El doctor Ralph Warner tenía cincuenta y cinco años, pelo gris y aire distinguido, un hombre de notable vigor y personalidad. No era un médico, sino un erudito hombre de música, que había recibido muchos homenajes públicos e institucionales. Un reconocido autor y crítico, antiguo director de las orquestas sinfónicas de San Francisco, Boston y Denver, se había convertido, a causa de sus innovaciones progresivas, populares, en sistema repertorio, en uno de los más admirados y respetados hombres en la historia musical del país.

—¿Algo más? —dijo el Profresor Thomas acentuado su sorpresa fingida con una sonrisa forzada. Aborrecía la extraña jerga—. ¡No me digas que hay algo más que ser un hipster, Ralph!

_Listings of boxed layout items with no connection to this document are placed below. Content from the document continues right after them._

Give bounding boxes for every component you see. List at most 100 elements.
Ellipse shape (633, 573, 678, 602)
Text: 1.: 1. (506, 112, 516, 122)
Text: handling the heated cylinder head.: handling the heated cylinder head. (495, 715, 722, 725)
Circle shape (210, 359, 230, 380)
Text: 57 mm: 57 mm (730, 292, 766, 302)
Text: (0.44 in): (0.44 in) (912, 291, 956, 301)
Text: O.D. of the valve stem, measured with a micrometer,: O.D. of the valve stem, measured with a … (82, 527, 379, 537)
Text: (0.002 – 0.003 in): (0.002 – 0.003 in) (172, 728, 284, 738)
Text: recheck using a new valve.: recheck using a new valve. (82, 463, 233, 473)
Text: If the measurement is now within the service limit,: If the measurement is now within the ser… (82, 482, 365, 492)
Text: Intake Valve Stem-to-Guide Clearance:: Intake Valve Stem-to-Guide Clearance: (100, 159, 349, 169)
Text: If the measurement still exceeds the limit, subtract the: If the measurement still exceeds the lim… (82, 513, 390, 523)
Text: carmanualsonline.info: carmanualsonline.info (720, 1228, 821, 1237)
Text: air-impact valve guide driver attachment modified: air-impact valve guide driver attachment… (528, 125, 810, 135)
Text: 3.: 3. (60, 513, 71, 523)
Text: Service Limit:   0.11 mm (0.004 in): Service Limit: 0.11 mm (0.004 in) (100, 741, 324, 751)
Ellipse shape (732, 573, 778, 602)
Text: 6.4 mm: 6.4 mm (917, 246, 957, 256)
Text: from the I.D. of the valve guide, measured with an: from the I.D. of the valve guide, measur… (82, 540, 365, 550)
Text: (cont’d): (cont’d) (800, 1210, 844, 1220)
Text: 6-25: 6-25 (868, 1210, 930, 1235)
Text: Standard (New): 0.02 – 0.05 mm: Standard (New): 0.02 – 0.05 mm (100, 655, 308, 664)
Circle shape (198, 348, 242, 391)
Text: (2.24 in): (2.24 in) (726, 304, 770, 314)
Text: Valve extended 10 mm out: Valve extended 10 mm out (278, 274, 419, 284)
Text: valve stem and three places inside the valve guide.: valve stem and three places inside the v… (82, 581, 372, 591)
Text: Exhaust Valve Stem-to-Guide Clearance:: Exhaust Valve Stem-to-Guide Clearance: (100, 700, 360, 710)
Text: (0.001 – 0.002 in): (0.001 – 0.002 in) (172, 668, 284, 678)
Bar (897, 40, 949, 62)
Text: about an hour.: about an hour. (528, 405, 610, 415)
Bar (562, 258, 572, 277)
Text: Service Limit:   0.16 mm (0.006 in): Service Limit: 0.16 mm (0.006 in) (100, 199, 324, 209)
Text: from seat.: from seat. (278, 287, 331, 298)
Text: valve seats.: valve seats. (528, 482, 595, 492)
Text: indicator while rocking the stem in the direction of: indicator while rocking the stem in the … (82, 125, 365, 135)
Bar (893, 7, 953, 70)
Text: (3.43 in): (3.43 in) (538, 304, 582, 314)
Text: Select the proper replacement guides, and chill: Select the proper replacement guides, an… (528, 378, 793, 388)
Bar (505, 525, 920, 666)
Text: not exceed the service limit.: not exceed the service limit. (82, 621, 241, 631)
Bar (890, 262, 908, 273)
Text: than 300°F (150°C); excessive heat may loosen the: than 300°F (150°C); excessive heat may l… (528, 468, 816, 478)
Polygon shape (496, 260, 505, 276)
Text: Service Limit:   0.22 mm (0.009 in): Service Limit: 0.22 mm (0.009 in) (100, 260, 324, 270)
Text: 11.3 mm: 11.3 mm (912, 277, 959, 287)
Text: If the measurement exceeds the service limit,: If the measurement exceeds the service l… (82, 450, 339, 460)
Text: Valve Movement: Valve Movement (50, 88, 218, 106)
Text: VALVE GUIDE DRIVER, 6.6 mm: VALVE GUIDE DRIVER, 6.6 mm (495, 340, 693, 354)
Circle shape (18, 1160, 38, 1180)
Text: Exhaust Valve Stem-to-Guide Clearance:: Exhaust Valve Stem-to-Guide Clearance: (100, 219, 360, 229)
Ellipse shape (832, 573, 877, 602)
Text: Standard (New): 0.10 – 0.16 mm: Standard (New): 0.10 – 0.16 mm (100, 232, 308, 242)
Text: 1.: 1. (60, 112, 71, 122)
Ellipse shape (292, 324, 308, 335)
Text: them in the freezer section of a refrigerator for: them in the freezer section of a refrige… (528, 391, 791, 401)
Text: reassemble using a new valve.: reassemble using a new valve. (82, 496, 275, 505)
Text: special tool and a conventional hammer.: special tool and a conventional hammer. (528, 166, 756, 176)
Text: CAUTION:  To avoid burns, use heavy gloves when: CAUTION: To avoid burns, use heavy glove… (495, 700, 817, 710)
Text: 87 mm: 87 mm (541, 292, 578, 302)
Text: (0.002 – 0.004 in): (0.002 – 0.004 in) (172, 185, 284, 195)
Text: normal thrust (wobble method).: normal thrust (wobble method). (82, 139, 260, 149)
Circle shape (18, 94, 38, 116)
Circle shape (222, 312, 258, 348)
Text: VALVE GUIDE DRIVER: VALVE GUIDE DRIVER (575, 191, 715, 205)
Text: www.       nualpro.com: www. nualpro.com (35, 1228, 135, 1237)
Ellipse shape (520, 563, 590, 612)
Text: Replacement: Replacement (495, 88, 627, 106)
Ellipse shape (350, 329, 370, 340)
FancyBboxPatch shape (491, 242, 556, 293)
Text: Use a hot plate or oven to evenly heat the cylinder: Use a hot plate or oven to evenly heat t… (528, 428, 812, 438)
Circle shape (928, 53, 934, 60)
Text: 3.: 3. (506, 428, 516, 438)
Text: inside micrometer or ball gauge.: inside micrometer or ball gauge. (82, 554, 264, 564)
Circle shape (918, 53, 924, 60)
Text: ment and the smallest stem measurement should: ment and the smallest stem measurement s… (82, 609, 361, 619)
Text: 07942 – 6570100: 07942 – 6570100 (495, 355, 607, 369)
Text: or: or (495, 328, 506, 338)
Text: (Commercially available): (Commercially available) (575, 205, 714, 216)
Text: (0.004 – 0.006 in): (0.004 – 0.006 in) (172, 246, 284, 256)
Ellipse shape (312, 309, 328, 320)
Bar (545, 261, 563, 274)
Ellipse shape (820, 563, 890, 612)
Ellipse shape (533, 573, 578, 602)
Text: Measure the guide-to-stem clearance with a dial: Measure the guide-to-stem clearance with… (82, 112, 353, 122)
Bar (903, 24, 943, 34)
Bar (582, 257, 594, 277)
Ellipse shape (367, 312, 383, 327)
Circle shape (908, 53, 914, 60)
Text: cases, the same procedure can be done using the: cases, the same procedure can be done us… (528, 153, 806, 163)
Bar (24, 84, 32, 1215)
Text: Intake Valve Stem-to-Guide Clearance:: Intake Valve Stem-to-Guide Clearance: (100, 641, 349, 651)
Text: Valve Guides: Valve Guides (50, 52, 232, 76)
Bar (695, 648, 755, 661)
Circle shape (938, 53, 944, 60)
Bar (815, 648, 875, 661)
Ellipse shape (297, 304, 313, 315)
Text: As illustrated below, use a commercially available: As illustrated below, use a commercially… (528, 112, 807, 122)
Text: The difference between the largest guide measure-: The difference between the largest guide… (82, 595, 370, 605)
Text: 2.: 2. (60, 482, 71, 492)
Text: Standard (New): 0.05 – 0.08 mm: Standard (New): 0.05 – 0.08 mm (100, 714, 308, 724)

—Es cierto —dijo el más joven, George Drew, con impaciencia—, ¿como podría ser algo más hip que un hipster? —Se recreaba en ello—.En tout cas, no semánticamente.—Pareció reprimir un espasmo de placer, como si la  perspectiva de una argumentación animada pudiese ponerle la carne de gallina.

El Dr. Warner permitió que su mirada pareciese sombría y formulativa, mirando fijamente hacia abajo, a la copa de su mano.

—Sí —dijo sin alterarse, puede decirse que un junky es algo más que un hipster. El Profesor Thomas resopló educadamente.

—Santo Dios, ¿de dónde se ha sacado ese término?

—De una tumba no demasiado profunda en el puerto de Hong Kong, apostaría —dijo George Drew fríamente, apurando su copa con un ligero movimiento afeminado de su cabeza.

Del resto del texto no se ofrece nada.